Dialogue—interfaith or otherwise—is crucial. There are so many divisive elements all around, online and offline, and the only way to counteract that is dialogue: to sit across and talk about what’s your story, what’s my story, and how do we build our collective story and a shared future.
Why was this important to be centered specifically on interfaith dialogue?
First, because of the times that we live in, there’s a lot of propaganda around faith in every form. Second, because a lot of elements of faith are so unconscious to us. And because we’re often not really aware of the privileges we carry, we sometimes mete out unfairness without knowing it. So it’s really important to bring that into conscious awareness and start working with it, otherwise we end up perpetuating structural violence without even knowing it.
What if a person is not religious, will this course be useful to them?
Yes, that’s also an aspect of faith. If I’m agnostic or an atheist, that’s still my faith, and I still need to live in my community, family, my society where people may practice other forms of faith and they may want to be respected for their expression of it. And so my being non-religious may have an impact on them just by being what I am. At the end of the day, the fact that we are human and belong in society is reason enough for someone to do this work.
What can participants expect from the program?

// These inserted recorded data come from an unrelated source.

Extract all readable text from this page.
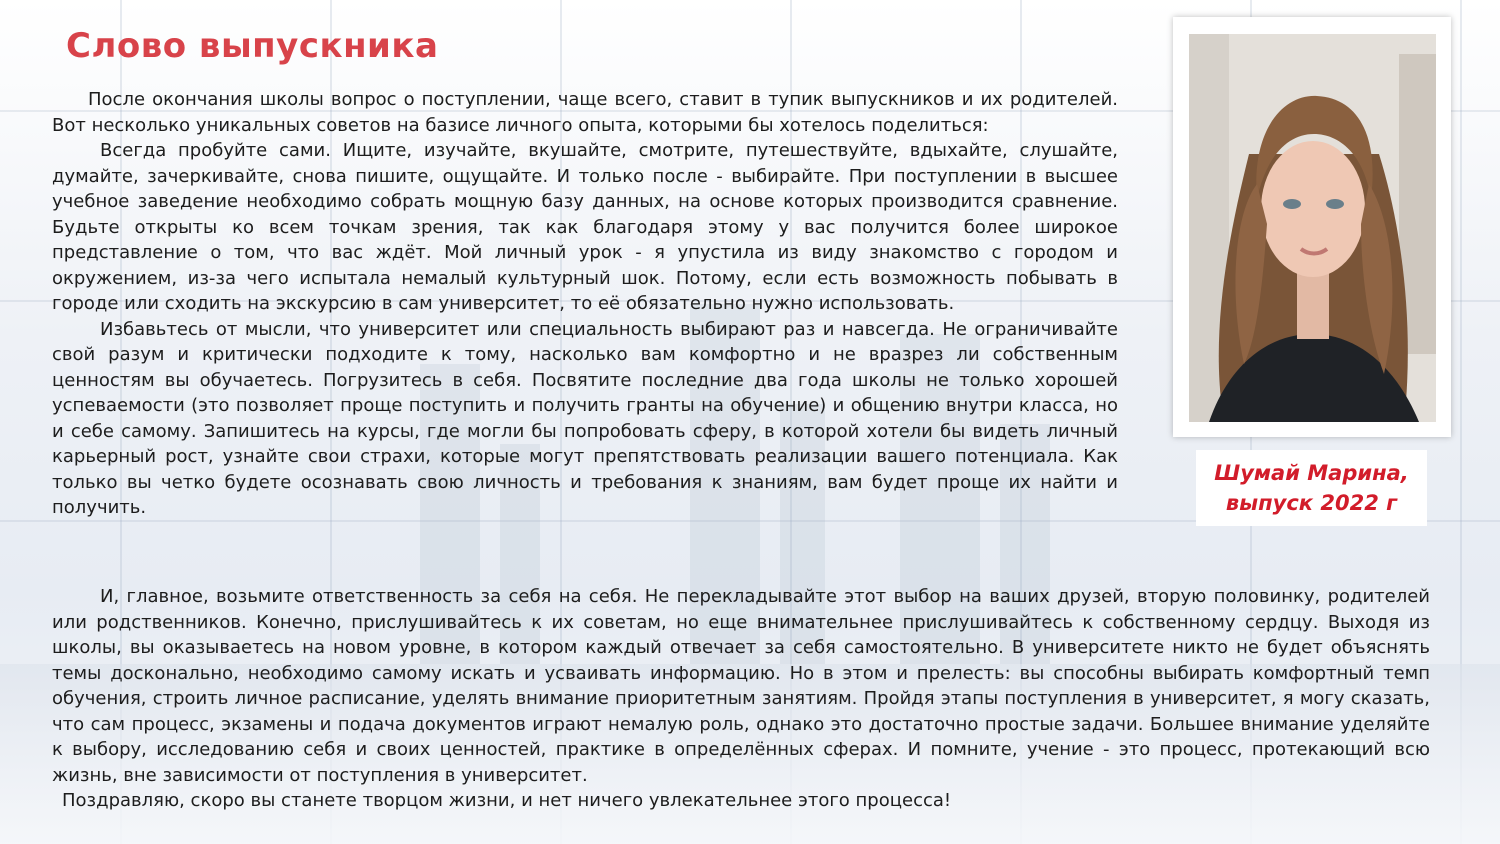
Слово выпускника

После окончания школы вопрос о поступлении, чаще всего, ставит в тупик выпускников и их родителей. Вот несколько уникальных советов на базисе личного опыта, которыми бы хотелось поделиться:

Всегда пробуйте сами. Ищите, изучайте, вкушайте, смотрите, путешествуйте, вдыхайте, слушайте, думайте, зачеркивайте, снова пишите, ощущайте. И только после - выбирайте. При поступлении в высшее учебное заведение необходимо собрать мощную базу данных, на основе которых производится сравнение. Будьте открыты ко всем точкам зрения, так как благодаря этому у вас получится более широкое представление о том, что вас ждёт. Мой личный урок - я упустила из виду знакомство с городом и окружением, из-за чего испытала немалый культурный шок. Потому, если есть возможность побывать в городе или сходить на экскурсию в сам университет, то её обязательно нужно использовать.

Избавьтесь от мысли, что университет или специальность выбирают раз и навсегда. Не ограничивайте свой разум и критически подходите к тому, насколько вам комфортно и не вразрез ли собственным ценностям вы обучаетесь. Погрузитесь в себя. Посвятите последние два года школы не только хорошей успеваемости (это позволяет проще поступить и получить гранты на обучение) и общению внутри класса, но и себе самому. Запишитесь на курсы, где могли бы попробовать сферу, в которой хотели бы видеть личный карьерный рост, узнайте свои страхи, которые могут препятствовать реализации вашего потенциала. Как только вы четко будете осознавать свою личность и требования к знаниям, вам будет проще их найти и получить.

И, главное, возьмите ответственность за себя на себя. Не перекладывайте этот выбор на ваших друзей, вторую половинку, родителей или родственников. Конечно, прислушивайтесь к их советам, но еще внимательнее прислушивайтесь к собственному сердцу. Выходя из школы, вы оказываетесь на новом уровне, в котором каждый отвечает за себя самостоятельно. В университете никто не будет объяснять темы досконально, необходимо самому искать и усваивать информацию. Но в этом и прелесть: вы способны выбирать комфортный темп обучения, строить личное расписание, уделять внимание приоритетным занятиям. Пройдя этапы поступления в университет, я могу сказать, что сам процесс, экзамены и подача документов играют немалую роль, однако это достаточно простые задачи. Большее внимание уделяйте к выбору, исследованию себя и своих ценностей, практике в определённых сферах. И помните, учение - это процесс, протекающий всю жизнь, вне зависимости от поступления в университет.

Поздравляю, скоро вы станете творцом жизни, и нет ничего увлекательнее этого процесса!

Шумай Марина,
выпуск 2022 г
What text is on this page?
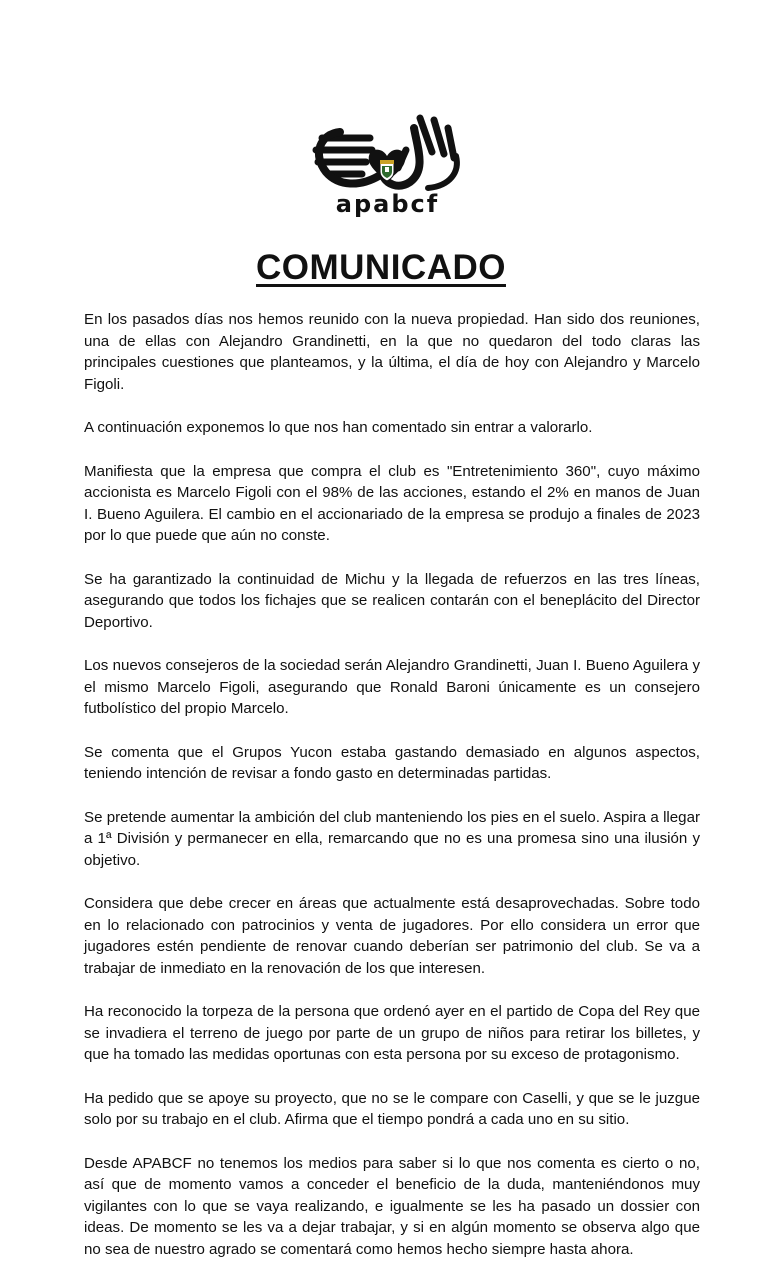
apabcf
COMUNICADO

En los pasados días nos hemos reunido con la nueva propiedad. Han sido dos reuniones, una de ellas con Alejandro Grandinetti, en la que no quedaron del todo claras las principales cuestiones que planteamos, y la última, el día de hoy con Alejandro y Marcelo Figoli.

A continuación exponemos lo que nos han comentado sin entrar a valorarlo.

Manifiesta que la empresa que compra el club es "Entretenimiento 360", cuyo máximo accionista es Marcelo Figoli con el 98% de las acciones, estando el 2% en manos de Juan I. Bueno Aguilera. El cambio en el accionariado de la empresa se produjo a finales de 2023 por lo que puede que aún no conste.

Se ha garantizado la continuidad de Michu y la llegada de refuerzos en las tres líneas, asegurando que todos los fichajes que se realicen contarán con el beneplácito del Director Deportivo.

Los nuevos consejeros de la sociedad serán Alejandro Grandinetti, Juan I. Bueno Aguilera y el mismo Marcelo Figoli, asegurando que Ronald Baroni únicamente es un consejero futbolístico del propio Marcelo.

Se comenta que el Grupos Yucon estaba gastando demasiado en algunos aspectos, teniendo intención de revisar a fondo gasto en determinadas partidas.

Se pretende aumentar la ambición del club manteniendo los pies en el suelo. Aspira a llegar a 1ª División y permanecer en ella, remarcando que no es una promesa sino una ilusión y objetivo.

Considera que debe crecer en áreas que actualmente está desaprovechadas. Sobre todo en lo relacionado con patrocinios y venta de jugadores. Por ello considera un error que jugadores estén pendiente de renovar cuando deberían ser patrimonio del club. Se va a trabajar de inmediato en la renovación de los que interesen.

Ha reconocido la torpeza de la persona que ordenó ayer en el partido de Copa del Rey que se invadiera el terreno de juego por parte de un grupo de niños para retirar los billetes, y que ha tomado las medidas oportunas con esta persona por su exceso de protagonismo.

Ha pedido que se apoye su proyecto, que no se le compare con Caselli, y que se le juzgue solo por su trabajo en el club. Afirma que el tiempo pondrá a cada uno en su sitio.

Desde APABCF no tenemos los medios para saber si lo que nos comenta es cierto o no, así que de momento vamos a conceder el beneficio de la duda, manteniéndonos muy vigilantes con lo que se vaya realizando, e igualmente se les ha pasado un dossier con ideas. De momento se les va a dejar trabajar, y si en algún momento se observa algo que no sea de nuestro agrado se comentará como hemos hecho siempre hasta ahora.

There’s definitely a skills component in terms of how to facilitate dialogue, to handle sensitive conversations, to manage it when things get heated up, and so on. But a lot of the work is also inner work, which will definitely take participants outside their comfort zone, and that’s also the intention—that as educators, we need to live the process to be able to educate others around it.
It’s not always comfortable, but I would still say it’s rewarding because you see changes—particularly when you work with young people. You see how their world view changes and how much more expansive they become as a result of dialogue, and that’s worth everything.
What do you hope people will do with this course?
I hope they generate conversations around faith in a safe way, wherever they are. Even if they generate one question or reflection in their inner circle, that’s good enough impact for me.
Rukmini is a seasoned leadership development facilitator, coach, and peacebuilder with over 19 years of professional experience around the world. She is certified to use a wide variety of approaches, including conscious and unconscious human process work, whole systems thinking, Appreciative Inquiry, Non-Violent Communication, and Neuro Linguistic Programming. As a Rotary Peace Fellow, Rukmini is a trained peacebuilder and conflict resolution specialist and channels her work in this area through her peacebuilding platform The Womb Tales. She has a Professional Development Certificate in Peace and Conflict Resolution from Chulalongkorn University, Thailand, and a Master’s degrees in Organizational Psychology and Bachelor’s degree in Commerce from the Mumbai University. Her publications include ‘A Culturally Sensitive Approach to Engage Contemporary Corporate India.